The digital revolution has no doubt disrupted politics. But has it enhanced democracy? In recent years there’s been a growing disconnect between the pace of digital development and the way political and government processes work. The internet has fundamentally changed the way we go about our social and economic lives. However, the way we participate in institutional government processes, like elections and public consultations, is not significantly different from the non-internet age.
As researchers Jamie Bartlett and Heather Grabbe point out, “the speed and ease of online business can make political processes look frustratingly slow and inaccessible to many voters”. “The digital revolution has enabled people to speak their minds far more easily, get more involved in creating information, and interacting with each other” but “the overwhelming majority of this sort of online activity is ignored by political processes”. The danger here is that voters can become disillusioned with politics and focus their energies on other life aspects where they feel that their actions can have a quicker and more measurable impact. However, through a productive use of digital technology, citizens’ appetite for online participation can become a catalyst for better democratic governance.
Europe is home to a vibrant community of young entrepreneurs working on internet-based solutions for improving the interaction between citizens and governments. An outstanding representative of this generation is Aline Muylaert, the Under 30 co-founder of Brussels-based startup Citizenlab. Launched in 2015, the company builds citizen participation platforms, currently used by more than 75 public authorities in seven European countries and Canada. Aline’s vision for Citizenlab is to bridge the gap between governance and technology at the local level: “We’re living in a digital age but are still using pen and paper to communicate with our governments. Citizens are asking for more transparency and want to have their say in the city’s policy”. However, “small- to mid-sized cities don’t have the time, nor the budget to develop in-house online participation solutions”. Citizenlab meets this need by developing a “ready-to-use and affordable way to collect input from their citizens”.

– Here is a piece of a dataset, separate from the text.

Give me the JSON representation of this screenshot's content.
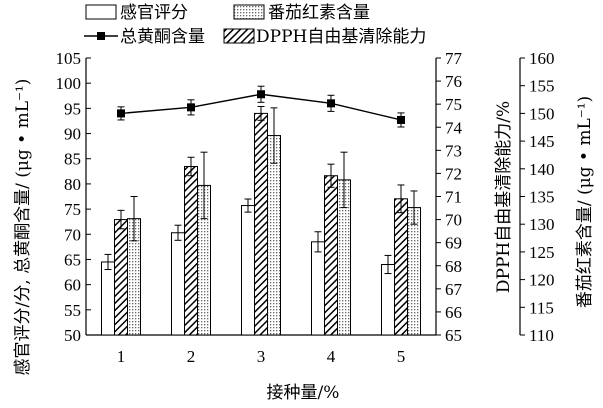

Cities use the platform to organize public consultations or compile citizen solutions around a specific issue. For instance, the Belgian city of Hasselt used Citizenlab to incorporate citizen recommendations in a park reconstruction project. The city of Vancouver, Canada, used the platform to source ideas on how to invest net revenue from their Empty Homes Tax into affordable housing initiatives. But how does Citizenlab compile and make sense of all this data? As Aline explains, the startup uses Natural Language Processing to help cities “cluster their content thematically, geographically or demographically and bring it to the right people inside the organizations.”
An interesting aspect of the Citizenlab journey is that Aline started the project with her co-founder Wietze during their university studies in Brussels. “Being a student entrepreneur helped us build our prototype and find the first clients without having the pressure to immediately make money”, she remembers. Today, Aline is Head of Sales and responsible for meeting the company’s customer acquisition targets in the different markets: “half of my time is spent on the road, meeting cities, the other half is spent in the office on lead generation, follow up and alignment with the team”.
Most startups in the civic tech space have difficulties finding sustainable business models, but Citizenlab seems to have found the right approach. The key to their successful sales strategy is two-fold. First, as Aline emphasizes, “from the beginning we decided to focus on the niche of local governments”. This enabled the company to concentrate its tech development and sales efforts on the needs of one core client category. Second, Citizenlab charges cities for using the platform based on a yearly subscription fee. “We want to have commitment from a local government before launching a citizen engagement platform”, she explains. So, asking local authorities to bear the financial burden of implementing online deliberation mechanisms ensures that they are truly motivated to incorporate citizen input in their decision-making processes.
Cofounder of a socially impactful startup and a Forbes Europe under 30 honoree at 24 years old, Aline is a true role model for driven young individuals aspiring to start an enterprise in civic technology. So, we talked about why there are fewer women in top leadership positions relative to men in this field and what we can do to change this trend. “You need to understand the public sector and combine this understanding with a good sense of entrepreneurship. I think women are often not sure if they are good at both”, Aline explains. However, “women in civic tech have an advantage because we’re perceived as more caring and as social entrepreneurs instead of only doing it for the money.” From her experience, “access to networks and contacts would be a great way to give women the push they need.”
Aline ends our interview with these words of advice for young entrepreneurs working on digital democracy projects: “Be confident and make sure you have a good personal click with the first cities or politicians you work with. This loyalty and trust will help you grow the business.”